Witnesses to history emerge from random sources. This unusual story comes from an Uncle writing to a Niece about her Father’s [Durant Bulman’s] war-time experience.[1]
“Your father [enrolled] at Roanoke College, Salem, Va., sometime in September, 1864…remaining there about one month only…when he was drafted into the Confederate Service. He ran away and proceeded to Richmond, Va., where he was hidden and sheltered by Miss Elizabeth Van Lew, the famed Union spy who resided in Richmond all during the war, affording protection to escaped Union prisoners from old Libby prison, and never once was caught at it. Well, Miss Van Lew, who knew well both my father and your father, aided your father to escape the Confederate Secret Service Agents, who trailed him to her home, seeking to arrest and shoot him for a deserter to their cause, by hiding your father in a large box, concealed in her cellar under a large heap of coal.
She kept your father concealed there for three days and nights; then she managed to smuggle your father through the Confederate lines and out on the Williamsburg road. She sent him with a code written note, hidden in his ear by enveloping it into a gelatin capsule, with instructions to make his way to Fortress Monroe, at Old Po[i]nt Comfort, and to present the note to General Benjamin F. Butler…
Your father arrived in Fortress Monroe and presented his note…to General Butler, who asked him what he wanted to do. Your father stated that he wanted to enlist in the Federal Army.
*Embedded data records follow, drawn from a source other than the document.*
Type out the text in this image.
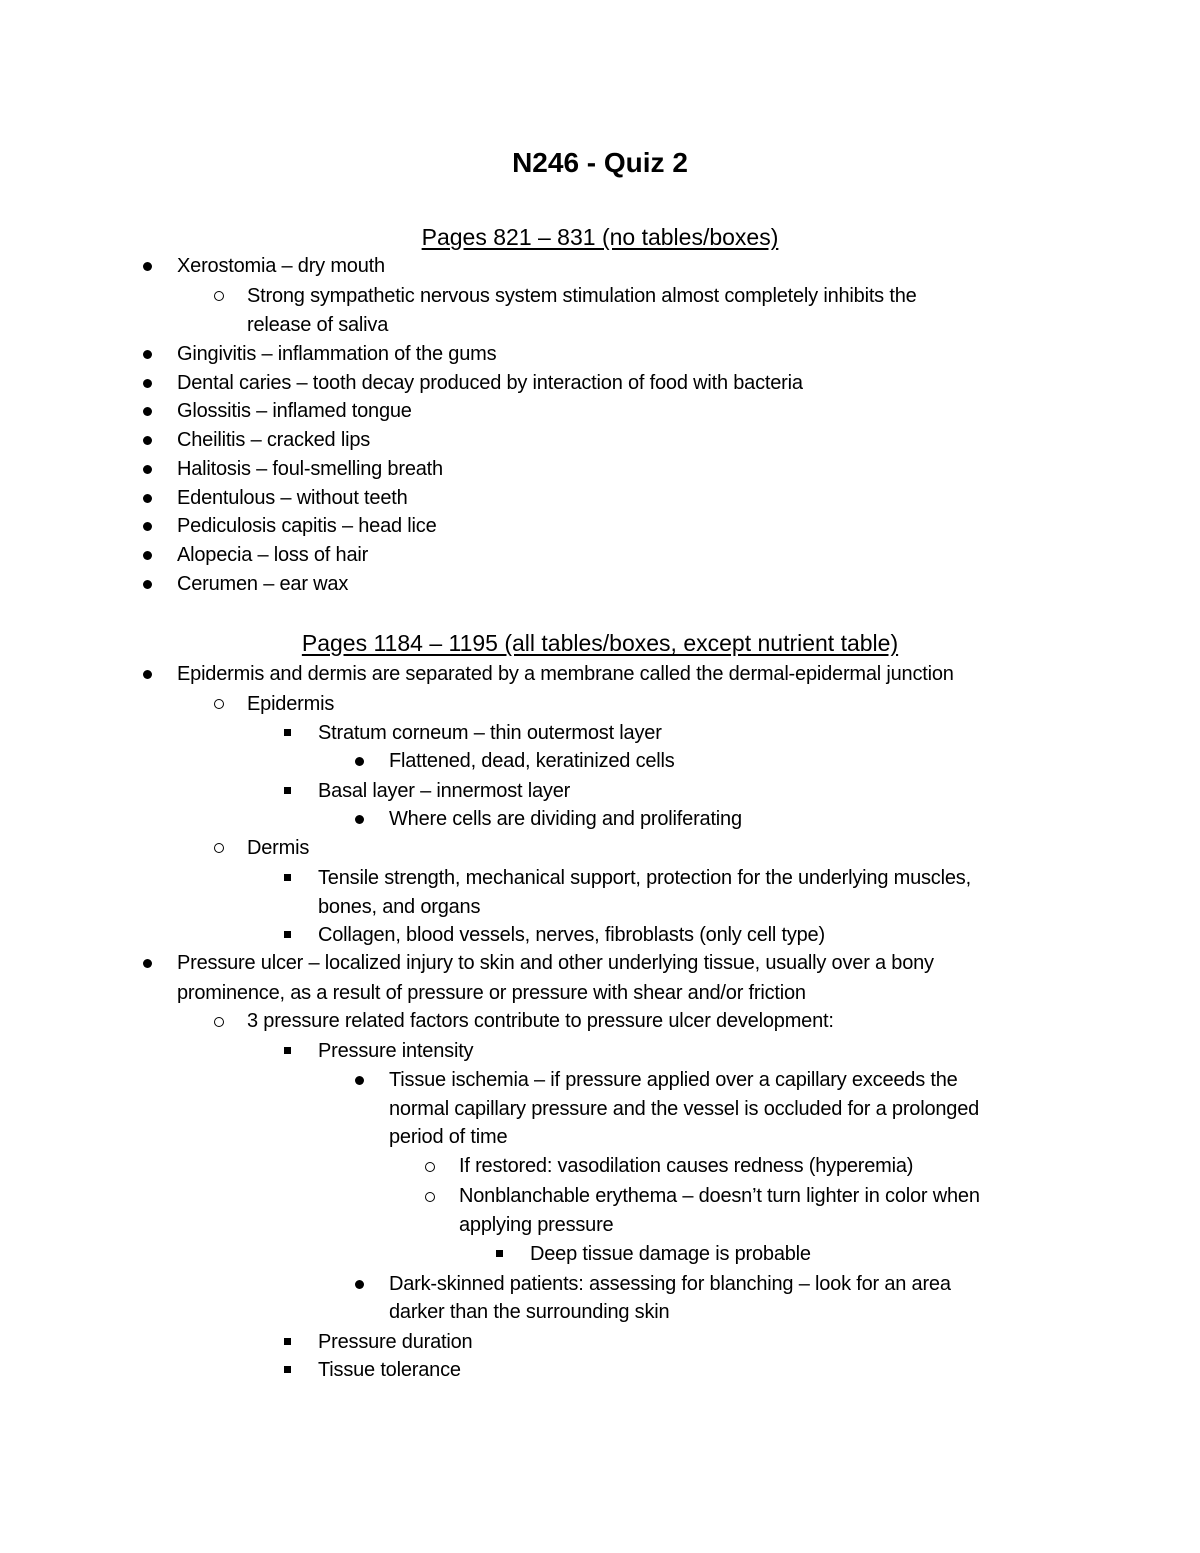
N246 - Quiz 2
Pages 821 – 831 (no tables/boxes)
Xerostomia – dry mouth
Strong sympathetic nervous system stimulation almost completely inhibits the
release of saliva
Gingivitis – inflammation of the gums
Dental caries – tooth decay produced by interaction of food with bacteria
Glossitis – inflamed tongue
Cheilitis – cracked lips
Halitosis – foul-smelling breath
Edentulous – without teeth
Pediculosis capitis – head lice
Alopecia – loss of hair
Cerumen – ear wax
Pages 1184 – 1195 (all tables/boxes, except nutrient table)
Epidermis and dermis are separated by a membrane called the dermal-epidermal junction
Epidermis
Stratum corneum – thin outermost layer
Flattened, dead, keratinized cells
Basal layer – innermost layer
Where cells are dividing and proliferating
Dermis
Tensile strength, mechanical support, protection for the underlying muscles,
bones, and organs
Collagen, blood vessels, nerves, fibroblasts (only cell type)
Pressure ulcer – localized injury to skin and other underlying tissue, usually over a bony
prominence, as a result of pressure or pressure with shear and/or friction
3 pressure related factors contribute to pressure ulcer development:
Pressure intensity
Tissue ischemia – if pressure applied over a capillary exceeds the
normal capillary pressure and the vessel is occluded for a prolonged
period of time
If restored: vasodilation causes redness (hyperemia)
Nonblanchable erythema – doesn’t turn lighter in color when
applying pressure
Deep tissue damage is probable
Dark-skinned patients: assessing for blanching – look for an area
darker than the surrounding skin
Pressure duration
Tissue tolerance
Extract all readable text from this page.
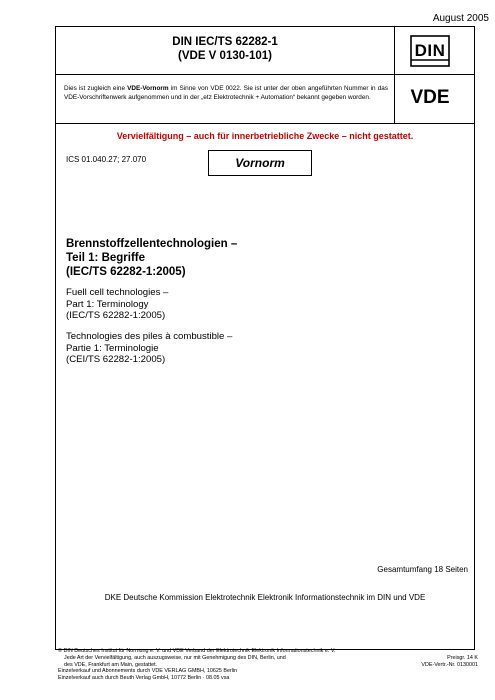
August 2005
DIN IEC/TS 62282-1
(VDE V 0130-101)	DIN
VDE
Dies ist zugleich eine VDE-Vornorm im Sinne von VDE 0022. Sie ist unter der oben angeführten Nummer in das VDE-Vorschriftenwerk aufgenommen und in der „etz Elektrotechnik + Automation“ bekannt gegeben worden.
Vervielfältigung – auch für innerbetriebliche Zwecke – nicht gestattet.
ICS 01.040.27; 27.070	Vornorm
Brennstoffzellentechnologien –
Teil 1: Begriffe
(IEC/TS 62282-1:2005)
Fuell cell technologies –
Part 1: Terminology
(IEC/TS 62282-1:2005)
Technologies des piles à combustible –
Partie 1: Terminologie
(CEI/TS 62282-1:2005)
Gesamtumfang 18 Seiten
DKE Deutsche Kommission Elektrotechnik Elektronik Informationstechnik im DIN und VDE
© DIN Deutsches Institut für Normung e. V. und VDE Verband der Elektrotechnik Elektronik Informationstechnik e. V.
Jede Art der Vervielfältigung, auch auszugsweise, nur mit Genehmigung des DIN, Berlin, und
des VDE, Frankfurt am Main, gestattet.
Einzelverkauf und Abonnements durch VDE VERLAG GMBH, 10625 Berlin
Einzelverkauf auch durch Beuth Verlag GmbH, 10772 Berlin · 08.05 vsa

Preisgr. 14 K
VDE-Vertr.-Nr. 0130001
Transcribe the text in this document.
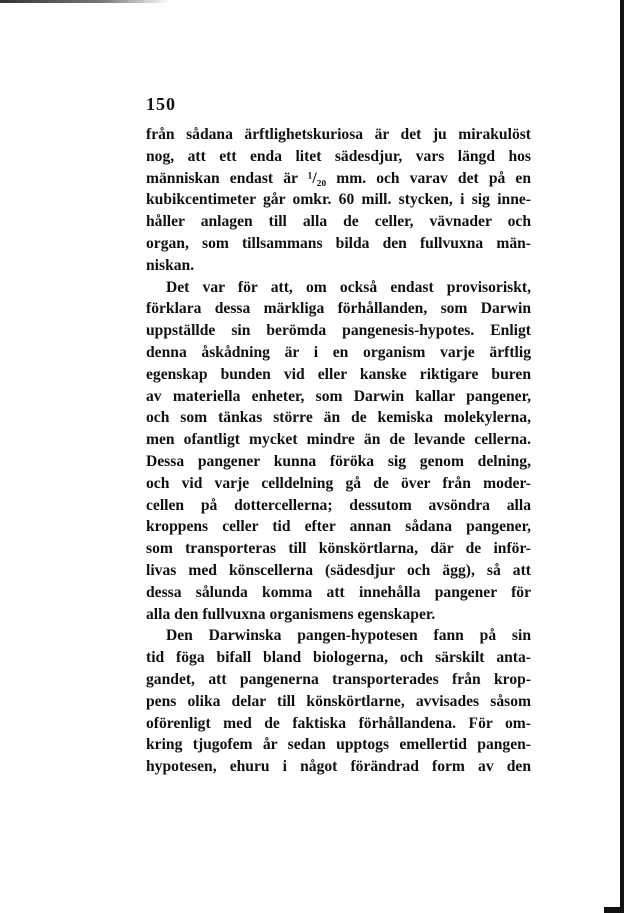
150
från sådana ärftlighetskuriosa är det ju mirakulöst
nog, att ett enda litet sädesdjur, vars längd hos
människan endast är ¹/₂₀ mm. och varav det på en
kubikcentimeter går omkr. 60 mill. stycken, i sig inne-
håller anlagen till alla de celler, vävnader och
organ, som tillsammans bilda den fullvuxna män-
niskan.
Det var för att, om också endast provisoriskt,
förklara dessa märkliga förhållanden, som Darwin
uppställde sin berömda pangenesis-hypotes. Enligt
denna åskådning är i en organism varje ärftlig
egenskap bunden vid eller kanske riktigare buren
av materiella enheter, som Darwin kallar pangener,
och som tänkas större än de kemiska molekylerna,
men ofantligt mycket mindre än de levande cellerna.
Dessa pangener kunna föröka sig genom delning,
och vid varje celldelning gå de över från moder-
cellen på dottercellerna; dessutom avsöndra alla
kroppens celler tid efter annan sådana pangener,
som transporteras till könskörtlarna, där de inför-
livas med könscellerna (sädesdjur och ägg), så att
dessa sålunda komma att innehålla pangener för
alla den fullvuxna organismens egenskaper.
Den Darwinska pangen-hypotesen fann på sin
tid föga bifall bland biologerna, och särskilt anta-
gandet, att pangenerna transporterades från krop-
pens olika delar till könskörtlarne, avvisades såsom
oförenligt med de faktiska förhållandena. För om-
kring tjugofem år sedan upptogs emellertid pangen-
hypotesen, ehuru i något förändrad form av den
General Butler told him that he (Butler) was not robbing cradles just jet – your father was only eighteen years old at the time – but Butler did enlist him the Federal Service; however Butler refused to place in him in the line of battle, but appointed him a Provost Guard, to guard Confederate prisoners from Old Point Comfort to Washington, said prisoners who were to be confined in the Old Capital[2] at Washington until the cessation of the wars.”
Fact, Fiction and Missing?
The Uncle had also said: “[P]lease bear in mind that all I can write is from memory…hearsay evidence to the Nth degree…” But some parts are verifiable.
1) Van Lew was indeed a spy in Richmond. She ran a network of people that collected and passed on data to the Union side, from 1864-1865. In addition, starting in 1861 she organized aid for Union prisoners and assisted in escape attempts from Libby Prison.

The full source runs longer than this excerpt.